Мама к тому времени покончила с тем, что исследователи позже назовут ее красным периодом. Тем не менее время от времени этот цвет все еще проскальзывал в ее работах. И там, на кипе алых шелков, стояли пять гипсовых скульптур. Белых. Лысых. Безликих. Без конечностей. Бюсты венчались сферами, подобно детским игрушкам-неваляшкам, которые всегда стоят вертикально и покачиваются при касании к ним человеческой руки. Я не удержалась и одну за другой приводила их все в движение. Помню, как фигуры раскачивались в том направлении, которое выбрала я. Колебательные движения ускорялись или замедлялись по мере того, как я прикладывала больше или меньше силы.
И тут одна из скульптур столкнулась с другой, нанося сокрушительный удар. Помню, я стояла и смотрела на осыпающийся гипс, а трещины неудержимо извивались по белому хрупкому телу.

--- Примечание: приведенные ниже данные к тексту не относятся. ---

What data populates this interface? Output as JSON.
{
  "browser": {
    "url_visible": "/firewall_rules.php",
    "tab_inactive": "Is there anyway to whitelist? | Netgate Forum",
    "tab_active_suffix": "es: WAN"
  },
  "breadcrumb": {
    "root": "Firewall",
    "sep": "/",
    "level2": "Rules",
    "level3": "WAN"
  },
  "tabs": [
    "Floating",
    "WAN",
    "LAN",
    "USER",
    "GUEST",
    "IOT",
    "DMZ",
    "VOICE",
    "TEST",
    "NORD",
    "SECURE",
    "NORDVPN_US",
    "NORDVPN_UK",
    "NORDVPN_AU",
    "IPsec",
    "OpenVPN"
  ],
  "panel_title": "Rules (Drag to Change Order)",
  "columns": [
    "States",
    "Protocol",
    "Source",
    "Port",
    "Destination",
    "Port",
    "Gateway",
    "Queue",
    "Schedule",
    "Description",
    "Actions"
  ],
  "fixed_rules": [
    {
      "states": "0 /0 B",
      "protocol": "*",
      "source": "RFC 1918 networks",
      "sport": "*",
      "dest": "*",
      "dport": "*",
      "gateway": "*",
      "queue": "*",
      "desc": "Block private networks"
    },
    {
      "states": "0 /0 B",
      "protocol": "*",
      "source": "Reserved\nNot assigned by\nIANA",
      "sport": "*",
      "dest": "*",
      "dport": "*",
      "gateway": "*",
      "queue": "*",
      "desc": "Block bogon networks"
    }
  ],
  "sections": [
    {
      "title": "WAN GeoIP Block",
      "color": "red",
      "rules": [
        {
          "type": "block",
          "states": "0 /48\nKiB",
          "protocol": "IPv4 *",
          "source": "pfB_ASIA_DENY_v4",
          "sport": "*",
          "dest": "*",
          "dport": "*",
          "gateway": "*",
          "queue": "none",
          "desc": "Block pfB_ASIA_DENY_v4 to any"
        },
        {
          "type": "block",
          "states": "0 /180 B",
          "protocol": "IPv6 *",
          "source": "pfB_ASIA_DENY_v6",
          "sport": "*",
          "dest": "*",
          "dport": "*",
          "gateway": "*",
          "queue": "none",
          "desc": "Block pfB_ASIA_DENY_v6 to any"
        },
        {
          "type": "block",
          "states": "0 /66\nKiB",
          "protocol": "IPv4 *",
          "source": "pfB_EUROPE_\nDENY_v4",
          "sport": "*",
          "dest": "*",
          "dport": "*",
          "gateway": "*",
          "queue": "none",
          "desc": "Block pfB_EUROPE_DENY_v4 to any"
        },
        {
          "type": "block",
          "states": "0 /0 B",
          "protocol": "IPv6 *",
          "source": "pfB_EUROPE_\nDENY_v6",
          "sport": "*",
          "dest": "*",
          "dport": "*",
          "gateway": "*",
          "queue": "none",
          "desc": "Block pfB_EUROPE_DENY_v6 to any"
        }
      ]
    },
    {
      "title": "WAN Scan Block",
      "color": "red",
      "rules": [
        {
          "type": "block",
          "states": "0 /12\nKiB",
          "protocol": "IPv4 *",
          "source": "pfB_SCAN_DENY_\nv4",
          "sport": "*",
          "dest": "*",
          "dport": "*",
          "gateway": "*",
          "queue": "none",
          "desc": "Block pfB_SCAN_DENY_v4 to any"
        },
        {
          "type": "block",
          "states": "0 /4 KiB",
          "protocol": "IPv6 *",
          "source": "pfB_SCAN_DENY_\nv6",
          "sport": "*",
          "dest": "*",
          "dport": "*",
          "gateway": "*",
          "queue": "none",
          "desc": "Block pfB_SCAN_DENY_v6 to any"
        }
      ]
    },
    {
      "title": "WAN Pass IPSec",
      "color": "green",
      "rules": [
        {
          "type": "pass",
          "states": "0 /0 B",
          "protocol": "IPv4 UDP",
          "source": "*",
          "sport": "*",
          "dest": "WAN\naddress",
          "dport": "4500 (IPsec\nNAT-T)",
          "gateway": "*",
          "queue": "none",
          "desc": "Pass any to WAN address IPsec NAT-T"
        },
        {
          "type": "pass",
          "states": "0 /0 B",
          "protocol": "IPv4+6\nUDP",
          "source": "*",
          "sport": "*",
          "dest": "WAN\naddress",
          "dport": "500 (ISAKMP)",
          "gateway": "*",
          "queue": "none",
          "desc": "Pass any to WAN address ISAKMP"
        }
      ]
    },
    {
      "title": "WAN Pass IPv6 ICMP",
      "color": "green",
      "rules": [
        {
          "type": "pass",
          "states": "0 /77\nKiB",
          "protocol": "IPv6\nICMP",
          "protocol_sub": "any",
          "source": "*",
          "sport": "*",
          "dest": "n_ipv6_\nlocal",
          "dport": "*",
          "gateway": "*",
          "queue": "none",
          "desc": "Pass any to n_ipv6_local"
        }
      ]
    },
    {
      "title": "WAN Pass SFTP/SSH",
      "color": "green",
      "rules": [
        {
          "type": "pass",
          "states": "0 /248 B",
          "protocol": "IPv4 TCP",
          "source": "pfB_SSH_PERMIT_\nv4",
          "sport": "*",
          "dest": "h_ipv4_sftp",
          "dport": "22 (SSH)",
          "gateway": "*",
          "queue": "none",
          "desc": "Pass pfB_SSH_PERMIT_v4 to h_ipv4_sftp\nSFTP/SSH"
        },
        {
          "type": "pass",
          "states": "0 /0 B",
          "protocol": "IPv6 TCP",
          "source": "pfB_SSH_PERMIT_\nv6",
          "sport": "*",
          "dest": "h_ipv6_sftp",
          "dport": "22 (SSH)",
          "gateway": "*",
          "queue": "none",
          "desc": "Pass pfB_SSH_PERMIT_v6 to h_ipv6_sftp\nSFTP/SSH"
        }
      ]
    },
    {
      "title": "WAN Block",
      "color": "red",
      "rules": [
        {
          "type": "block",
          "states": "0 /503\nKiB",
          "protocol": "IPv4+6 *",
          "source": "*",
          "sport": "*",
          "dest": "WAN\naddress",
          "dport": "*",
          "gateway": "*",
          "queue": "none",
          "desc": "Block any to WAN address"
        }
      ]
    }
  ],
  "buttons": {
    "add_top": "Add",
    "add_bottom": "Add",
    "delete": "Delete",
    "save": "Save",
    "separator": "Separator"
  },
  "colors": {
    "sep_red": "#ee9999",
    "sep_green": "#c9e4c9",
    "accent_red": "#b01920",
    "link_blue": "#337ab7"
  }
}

Я убежала оттуда. Закрыла дверь и бегом пересекла сад. Сунула ключи в шкафчик в прихожей и поспешила запереться в нашей комнате. Прошло два дня, прежде чем мама обнаружила беспорядок. Она вцепилась в нас с Сарой и, очень рассерженная, пригрозила оставить без поездки в конце года, если не признаемся, кто из нас двоих заходил к ней в студию.
Мы обе упорно отрицали свое участие. Нас наказали: на весь день заперли в комнате, не позволяя выйти. Во время ужина Сара изо всех сил старалась убедить маму, что ни одна из нас не заходила в ее студию и что это, наверное, порыв ветра столкнул статуи. Или вовсе виновата наша кошка Мяу, ведь в студии имелось небольшое оконце, которое частенько оставалось открытым.
Мама отменила наказание, и в том году мы отправились в поход в дюны Коррубедо.
В ту ночь, после того как моя близняшка убедила маму в нашей невиновности, Сара, лежа в своей кровати, очень тихо сказала мне: «Я знаю, что это была ты, Лия».
И тридцать лет спустя, в ночь, когда умерла Ксиана, после приезда полицейских и криминалистов, после того, как унесли тело, после того, как мы уложили в постель тетю Амалию, после того, как попрощались с Фером и Инес, после того, как Тео, подобно роботу, направился в свою комнату, в первую из тысяч ночей без Ксианы… после всего этого перед дверью гостевой комнаты, которую я занимала, навещая Тео и Сару, моя сестра, моя половинка, посмотрела мне в глаза и произнесла по слогам те же самые семь слов. «Я знаю, что это была ты, Лия».
Слова, которых нет в словаре
Сара Сомоса была одной из самых элегантных женщин, которых Ана когда-либо встречала. Привыкшая видеть ее издалека, в каком-нибудь кафе Кашейраса или газетном киоске, покупающей газету, Ана никогда не замечала строгости ее стиля. Совершенства, с которым одежда подчеркивала ее тело. Мускулистое, подтянутое тело, ничем не напоминавшее анемичную, детскую фигурку Лии Сомосы.
На Саре была узкая черная юбка ниже колен и белая блузка, облегающая ее пышную, хотя и не чрезмерно большую грудь. Слишком идеальную, чтобы благодарить генетику. Ана обратила внимание, что Санти тоже изучает ее внешность. Та этого не замечала. Женщины, подобные Саре Сомосе, привыкли к подобным взглядам.